1. Aşama: İlk aşamanın 20 gün uygulanması ve günde 20 gramın altında karbonhidrat tüketilmesi gerektiği belirtilmektedir. Atkins diyetini uygulayan bireyler ilk aşamayı çoğunlukla 2 hafta uygulamayı tercih etmektedir. Bu süreçte yeşil yapraklı sebzelerin tüketilmesine izin verilir. Yüksek yağlı ve proteinden zengin besinlerin tüketilmesi önerilir. Ortalama olarak günlük enerjinin %25’inin proteinden, %70’inin yağdan, %5’inin ise karbonhidrattan alınması gerektiğine dikkat çekilir.

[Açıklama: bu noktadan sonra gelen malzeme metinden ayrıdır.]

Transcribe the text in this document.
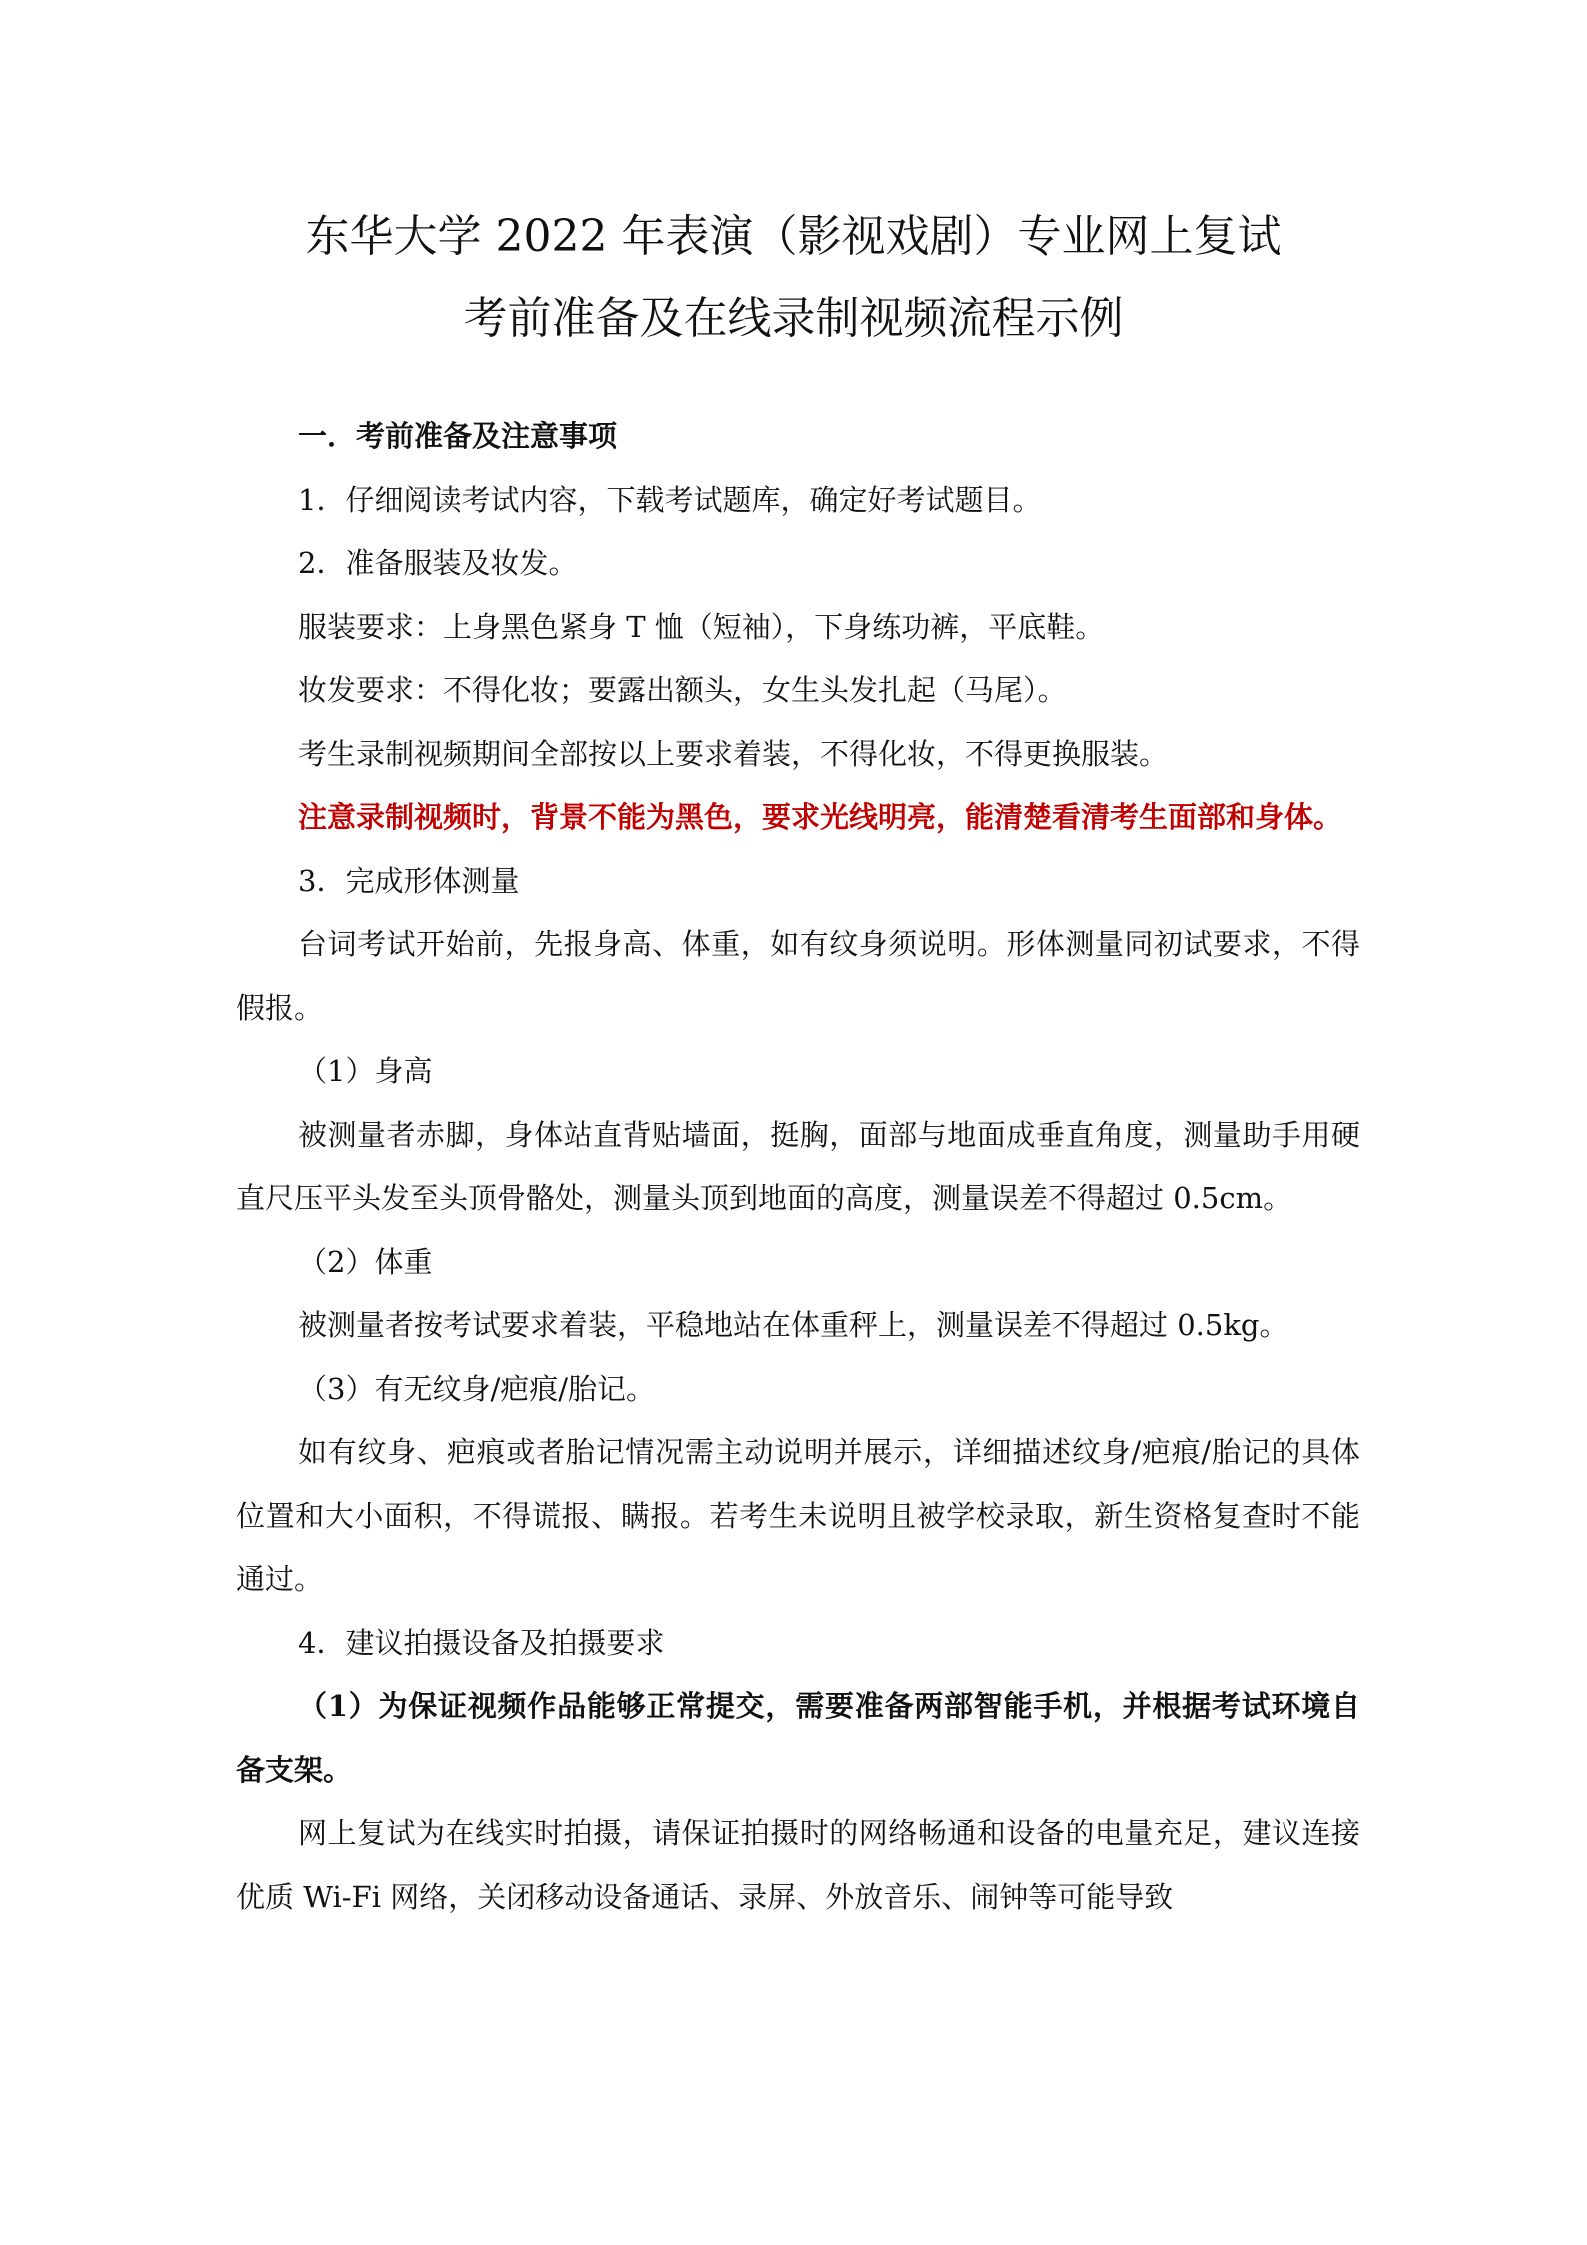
东华大学 2022 年表演（影视戏剧）专业网上复试
考前准备及在线录制视频流程示例

一．考前准备及注意事项

1．仔细阅读考试内容，下载考试题库，确定好考试题目。

2．准备服装及妆发。

服装要求：上身黑色紧身 T 恤（短袖），下身练功裤，平底鞋。

妆发要求：不得化妆；要露出额头，女生头发扎起（马尾）。

考生录制视频期间全部按以上要求着装，不得化妆，不得更换服装。

注意录制视频时，背景不能为黑色，要求光线明亮，能清楚看清考生面部和身体。

3．完成形体测量

台词考试开始前，先报身高、体重，如有纹身须说明。形体测量同初试要求，不得假报。

（1）身高

被测量者赤脚，身体站直背贴墙面，挺胸，面部与地面成垂直角度，测量助手用硬直尺压平头发至头顶骨骼处，测量头顶到地面的高度，测量误差不得超过 0.5cm。

（2）体重

被测量者按考试要求着装，平稳地站在体重秤上，测量误差不得超过 0.5kg。

（3）有无纹身/疤痕/胎记。

如有纹身、疤痕或者胎记情况需主动说明并展示，详细描述纹身/疤痕/胎记的具体位置和大小面积，不得谎报、瞒报。若考生未说明且被学校录取，新生资格复查时不能通过。

4．建议拍摄设备及拍摄要求

（1）为保证视频作品能够正常提交，需要准备两部智能手机，并根据考试环境自备支架。

网上复试为在线实时拍摄，请保证拍摄时的网络畅通和设备的电量充足，建议连接优质 Wi-Fi 网络，关闭移动设备通话、录屏、外放音乐、闹钟等可能导致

2. Aşama: Azar azar ve tek tek olmak kaydıyla diyete fındık, düşük karbonhidratlı sebze ve az miktarda meyve eklenmesi önerilir.

3. Aşama: Bu süreçte hedef ağırlığı yaklaşılmış olunur. Kilo kaybı yavaşlayana kadar diyete karbonhidrat kaynaklarının eklenebileceği belirtilir.

4.Aşama: Bu aşama koruma evresi gibi düşünülebilir. Bu süreçte vücudun kilo kaybetmeden tükebileceği miktar kadar karbonhidrata izin verilir.

Atkins diyetinde yenilebilecek besinler;

Atkins diyeti listesi sağlıklı yiyeceklerin etrafına şekillenmektedir.

Etler: Sığır eti, kuzu, tavuk, pastırma ve diğerleri.
Yağlı balık ve deniz ürünleri: Somon, alabalık, sardalya vb.
Yumurta: Bıldırcın, tavuk yumurtası
Düşük karbonhidratlı sebzeler: Lahana, ıspanak, brokoli, kuşkonmaz ve diğerleri.
Tam yağlı süt ürünleri: Tereyağı, peynir, krema, tam yağlı yoğurt.
Kuruyemiş ve tohumlar: Badem, fındık, ceviz, ayçiçeği çekirdeği vb.
Sağlıklı yağlar: Sızma zeytinyağı, hindistancevizi yağı, avokado ve fındık yağı.

Yemeklere sebze, kuruyemiş ve bazı sağlıklı yağların eşlik etmesi kilo verme hızını artırabilmektedir. Bu kadar basit bir yöntem ile hızlı kilo vermek mümkün olabilmektedir.

Atkins diyetinde tüketilebilen içecekler;

Atkins diyeti listesi kapsamında tüketilebilecek bazı içecekler şu şekilde belirlenmiştir;

Su: Her zaman olduğu gibi, su içmek bu diyette de çok önemlidir.
Kahve: Birçok çalışma, kahvenin antioksidanlardan olduğunu göstermiştir ve oldukça sağlıklı olduğu da kanıtlanmıştır.
Yeşil çay: Çok sağlıklı içecekler arasında yer almaktadır.

Yüksek karbonhidratlı içecekler bu diyetin gizli düşmanları arasındadır, Atkins Diyeti yapanlar için tüm programın verimli sonlanabilmesi bu içeceklerden ve karbonhidratlı yiyeceklerden kaçınmaya bağlıdır.

Diyette dikkat edilmesi gerekenler;

Süt ürünleri arasında yer alan krema günde maksimum 45 ml, peynir ise 115 gr tüketilmelidir.
Kilo kaybının gerçekleşmesi için kadınların günde ortalama 1500-1800 kalori, erkeklerin ise 1800-2000 kalori almaları gerektiği belirtilir.
Bu beslenme şeklinde tüketilecek protein miktarının sayılmasına gerek yoktur. Dikkat edilmesi gereken karbonhidrat gramının hesaplanmasıdır.